Wednesday, July 16, 2014

IELTS Grammar: When to Use Whether and If? What's the Difference Between the Two?




“Drop a message whether you are going to my birthday party.”

“Drop a message if you are going to my birthday party.”

Do these sentences mean the same? Can you point out what the difference between these two?

Most people might say that the two sentences are different but has difficulty expressing how they differ. In the English language, some sentences may sound the same but totally mean the opposite. With the two sentences above, the usage of “whether” and “if” makes a whole difference. Let us find out how these two are used in sentences appropriately.

Whether is used on sentences to show choices or alternatives. In using whether, one should pair it with or/or not. When using this in the sentence, the choices could be a yes or a no and can have a positive or negative possibility. Presenting these two choices does not show any condition in the action.

Examples:

  • The lifeguard was very irresponsible. He did not care whether the swimmer sink or swim in the pool.
  • I would like to know whether you want wine or beer.



IF is a conditional – meaning to say, the result of the action actually depends on a specific condition. There are three types of conditionals in the English language.

a. Type I Conditional – Present Real Conditional

This conditional shows that when this action happens, the other action is the most possible result.

Examples:

If you turn this switch on, it will set off an alarm.

The kids will be very disappointed if you do not bring any cake.



b. Type II Conditional – Present Unreal Conditional

This conditional is used when we want to emphasized on present imagined situations. This action would happen on a certain unreal condition.

Examples:

  • If I had a lot of money, I would spend my summer in the Bali.
  • She would be very upset if he did not call.



c. Type III Conditional – Past Unreal Conditional

A certain action happened in the past. You think about it and imagined it in a different situation. The third conditional is used for imagined situations in the past. It often shows regret on the action done.

Example:

If I had known about the test, I should have studied for it last night.

I did not know that there was a test. I did not study last night.

She could have been hurt if you did not protect her.

I protected her so she was not hurt.

Now, let us compare sentences with whether and if.

Call me if you are going to cook dinner tonight.

Call me whether you are going to cook dinner tonight.

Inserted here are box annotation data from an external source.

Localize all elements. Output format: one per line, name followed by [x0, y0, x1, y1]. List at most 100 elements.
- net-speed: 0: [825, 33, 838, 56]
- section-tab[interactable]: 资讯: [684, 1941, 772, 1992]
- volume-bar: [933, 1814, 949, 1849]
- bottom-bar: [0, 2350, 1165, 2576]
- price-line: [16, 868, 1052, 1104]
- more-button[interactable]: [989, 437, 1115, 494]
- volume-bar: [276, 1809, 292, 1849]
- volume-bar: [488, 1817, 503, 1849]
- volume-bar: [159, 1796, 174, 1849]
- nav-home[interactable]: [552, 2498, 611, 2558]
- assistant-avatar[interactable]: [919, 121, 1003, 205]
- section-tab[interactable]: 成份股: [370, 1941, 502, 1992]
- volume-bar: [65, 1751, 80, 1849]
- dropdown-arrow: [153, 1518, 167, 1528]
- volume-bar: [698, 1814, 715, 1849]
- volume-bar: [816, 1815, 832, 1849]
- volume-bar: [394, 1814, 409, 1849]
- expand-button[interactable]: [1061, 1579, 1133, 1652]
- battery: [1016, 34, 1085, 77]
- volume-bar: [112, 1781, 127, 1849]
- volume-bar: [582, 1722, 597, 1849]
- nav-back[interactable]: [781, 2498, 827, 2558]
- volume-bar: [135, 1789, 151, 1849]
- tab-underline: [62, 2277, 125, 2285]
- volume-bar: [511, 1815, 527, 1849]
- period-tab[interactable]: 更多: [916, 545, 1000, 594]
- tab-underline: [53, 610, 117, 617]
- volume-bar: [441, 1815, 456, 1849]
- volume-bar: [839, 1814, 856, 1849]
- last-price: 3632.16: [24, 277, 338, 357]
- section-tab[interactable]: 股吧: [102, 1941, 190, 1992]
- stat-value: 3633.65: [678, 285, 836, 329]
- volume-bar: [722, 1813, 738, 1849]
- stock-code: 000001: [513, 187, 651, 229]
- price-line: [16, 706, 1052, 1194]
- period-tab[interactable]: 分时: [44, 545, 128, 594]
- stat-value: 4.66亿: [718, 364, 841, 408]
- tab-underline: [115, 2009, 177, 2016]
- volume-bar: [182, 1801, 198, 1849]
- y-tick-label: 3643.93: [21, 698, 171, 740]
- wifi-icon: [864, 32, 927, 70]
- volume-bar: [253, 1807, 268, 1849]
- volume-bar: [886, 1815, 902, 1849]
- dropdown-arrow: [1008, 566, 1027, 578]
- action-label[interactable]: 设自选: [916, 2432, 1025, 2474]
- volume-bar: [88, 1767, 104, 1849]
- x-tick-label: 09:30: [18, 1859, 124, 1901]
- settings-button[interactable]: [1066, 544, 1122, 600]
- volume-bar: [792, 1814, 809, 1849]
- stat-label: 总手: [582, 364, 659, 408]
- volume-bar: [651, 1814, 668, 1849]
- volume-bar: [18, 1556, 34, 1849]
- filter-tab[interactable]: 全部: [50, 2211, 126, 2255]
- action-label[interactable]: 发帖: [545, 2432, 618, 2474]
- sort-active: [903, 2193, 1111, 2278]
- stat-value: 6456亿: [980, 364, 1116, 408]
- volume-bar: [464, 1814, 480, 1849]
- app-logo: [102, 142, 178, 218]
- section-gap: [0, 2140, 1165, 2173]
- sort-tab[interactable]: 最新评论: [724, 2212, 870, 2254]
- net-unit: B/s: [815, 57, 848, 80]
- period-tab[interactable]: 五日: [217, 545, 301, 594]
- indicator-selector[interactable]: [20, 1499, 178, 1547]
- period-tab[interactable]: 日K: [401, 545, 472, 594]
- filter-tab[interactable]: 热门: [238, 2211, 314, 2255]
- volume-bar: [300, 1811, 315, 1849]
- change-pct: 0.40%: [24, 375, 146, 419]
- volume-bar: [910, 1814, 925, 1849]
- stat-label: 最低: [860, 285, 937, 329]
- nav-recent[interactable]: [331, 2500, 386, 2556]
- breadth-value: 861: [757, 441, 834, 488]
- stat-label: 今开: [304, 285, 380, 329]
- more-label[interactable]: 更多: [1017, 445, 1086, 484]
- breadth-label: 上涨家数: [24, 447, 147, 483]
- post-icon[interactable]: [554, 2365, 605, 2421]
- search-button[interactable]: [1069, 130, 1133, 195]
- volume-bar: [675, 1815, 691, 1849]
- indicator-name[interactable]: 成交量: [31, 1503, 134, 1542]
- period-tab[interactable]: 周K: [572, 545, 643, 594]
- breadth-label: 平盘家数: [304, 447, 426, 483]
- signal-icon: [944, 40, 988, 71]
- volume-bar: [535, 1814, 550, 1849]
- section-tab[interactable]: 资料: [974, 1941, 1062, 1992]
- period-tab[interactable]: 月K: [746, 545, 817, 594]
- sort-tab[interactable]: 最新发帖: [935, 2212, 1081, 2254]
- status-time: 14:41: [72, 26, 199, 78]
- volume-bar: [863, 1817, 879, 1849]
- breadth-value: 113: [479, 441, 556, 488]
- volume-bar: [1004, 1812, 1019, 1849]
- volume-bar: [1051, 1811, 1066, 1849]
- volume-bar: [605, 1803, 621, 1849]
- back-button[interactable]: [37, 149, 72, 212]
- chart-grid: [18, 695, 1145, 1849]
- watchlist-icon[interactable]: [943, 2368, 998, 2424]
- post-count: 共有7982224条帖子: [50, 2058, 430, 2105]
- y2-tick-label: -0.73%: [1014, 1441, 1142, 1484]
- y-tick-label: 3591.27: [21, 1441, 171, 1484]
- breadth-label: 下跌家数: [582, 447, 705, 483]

In the first sentence, it shows that the person should only talk to the speaker if you are cooking, if not, then do not call. On the other hand, the second sentence tells us that the person should tell the person whether she is doing the cooking or not.

Grammar seems to be very difficult once you do not practice making sentences applying the rules. To be familiar with the rules, practice more and do a lot of exercises. Whether you want it or not, English grammar will always be part of your journey in learning English.